Keyboard layout: GB layout with dead keys on Linux, macOS, Windows
I'm using a UK keyboard layout with dead keys to access accents. The inspiration
is James Campbell's UK International keyboard, but I deviated a little bit, eg.:
AltGr+o
becomes œ, AltGr+a
is æ, this makes typing « mon cœur » and "UNIX©
dæmon" easier.
In xkeyboard-config's default layouts, the "English (UK)" layout puts the grave
on the #
hash sign and the circumflex on the @
key, which is a choice I
don't like. The "English (UK, intl., with dead keys)" layout puts the dead keys
on more sensible positions eg. grave on the `
key, but the dead keys are the
primary keys, without an AltGr
, which I find annoying. Hence making my own
layout, this is the final result.
1. Linux with X11
Install uk-intl.xkb somewhere in $HOME
. Arrange to run xkbcomp uk-intl.xkb
$DISPLAY
on session startup.
This includes a remapping of Caps Lock to be a second control.
2. Linux with Wayland
At some point, this stopped working when I moved to a desktop that uses Wayland
only, without X11. It appears that changes to input handling means xkbcomp
can't change the display's server layout, or something. Peter Hutterer wrote a
series of posts: User-specific XKB configuration, describing how to allow local
user configuration to augment the system's built-in layouts in the new world of
Wayland. libxkbcommon
's documentation has much the same information.

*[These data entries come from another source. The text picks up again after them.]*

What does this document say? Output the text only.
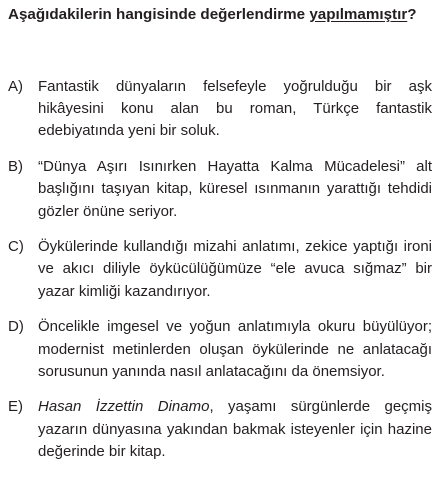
Aşağıdakilerin hangisinde değerlendirme yapılmamıştır?

A) Fantastik dünyaların felsefeyle yoğrulduğu bir aşk hikâyesini konu alan bu roman, Türkçe fantastik edebiyatında yeni bir soluk.
B) “Dünya Aşırı Isınırken Hayatta Kalma Mücadelesi” alt başlığını taşıyan kitap, küresel ısınmanın yarattığı tehdidi gözler önüne seriyor.
C) Öykülerinde kullandığı mizahi anlatımı, zekice yaptığı ironi ve akıcı diliyle öykücülüğümüze “ele avuca sığmaz” bir yazar kimliği kazandırıyor.
D) Öncelikle imgesel ve yoğun anlatımıyla okuru büyülüyor; modernist metinlerden oluşan öykülerinde ne anlatacağı sorusunun yanında nasıl anlatacağını da önemsiyor.
E) Hasan İzzettin Dinamo, yaşamı sürgünlerde geçmiş yazarın dünyasına yakından bakmak isteyenler için hazine değerinde bir kitap.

In essence, we're defining a new gb
variant that only has the changes from the
base layout. Extract xkb.tar.gz in $XDG_CONFIG_HOME
(so that the variant file
ends up as ~/.config/xkb/symbols/gb
). Log out / back in, then select the new
variant: under GNOME, go in the "Settings" tools, "Keyboard" page, in "Input
Sources" the little "+", "Add an Input Source" for "English (United Kingdom)",
and find "English (French accents on dead keys)".
While we're at it, C-.
starts IBus emoji typing, to disable that:
gsettings set org.freedesktop.ibus.panel.emoji hotkey "[]"
Under KDE, to activate the new keyboard, go to "System settings", "Input & Output", "Keyboard", "Layout": "Add…".
3. macOS
Download and install UK Intl mk7. This can be edited with Ukulele. I started
from the GB keyboard layout and added a small number of dead keys. As a result
there may be other key combos that are different from Linux' layout above, for
characters I don't use (or not often). The mark "mk7" is because any
modification requires a new name, and that's how many attempts it took me to be
happy. I remember issues with the `
key being confused with the \
key, but I
don't remember if that was fixed by changing the layout definition or changing
an option in macOS' menus.
See also Change the behavior of the modifier keys to make Caps Lock another Control.
I also have the following to avoid unfortunate keyboard shortcuts:
3.1. iTerm2
iTerm2 has a number of annoying shortcuts that conflict with standard key combos
from readline eg. C-w
to close a tab. The following will disable those. Each
option to the left of the =
sign is an entry from a menu, to the right is a
unicode char. U+200B is "zero-width space", something we can't hit by accident.
defaults write com.googlecode.iterm2 NSUserKeyEquivalents '{ "Split Horizontally with Current Profile"="\U200B"; "Split Vertically with Current Profile"="\U200B"; "Split Horizontally..."="\U200B"; "Split Vertically..."="\U200B"; "Close"="\U200B"; "Close Terminal Window"="\U200B"; "Close All Panes in Tab"="\U200B"; "Minimize"="\U200B"; "Reset"="\U200B"; }'
3.2. Outlook
The default Cmd+V
results in messed up fonts. Ideally it'd be replaced with
a "paste" command that keeps text only, but I couldn't find this in the menus,
so "match style" is the least worst option.
defaults write com.microsoft.Outlook NSUserKeyEquivalents '{ "Paste"="\U200B"; "Paste and Match Style"="@v"; }'
The @
prefix is Cmd, ^
would be Control, ~
for Option, $
for Shift.
4. Windows 10
Get ukint20s-FP.zip, which contains a binary file (a .msi
) that requires
administrative rights to install then a reboot. This works on Windows 10 at
least, and worked on the last version of Windows that $WORK
forced me to use
before that.
The source file is a .klc
text file, which can be edited with Microsoft
Keyboard Layout Creator and then compiled the .msi
which can be installed.
MKLC requires .Net Framework, which needs twiddling in the settings to install
and make available.
In order to remap Caps Lock to Ctrl, use ctrl2cap (this is a sysinternal tool by Microsoft; it requires admin access for installation, and a reboot after).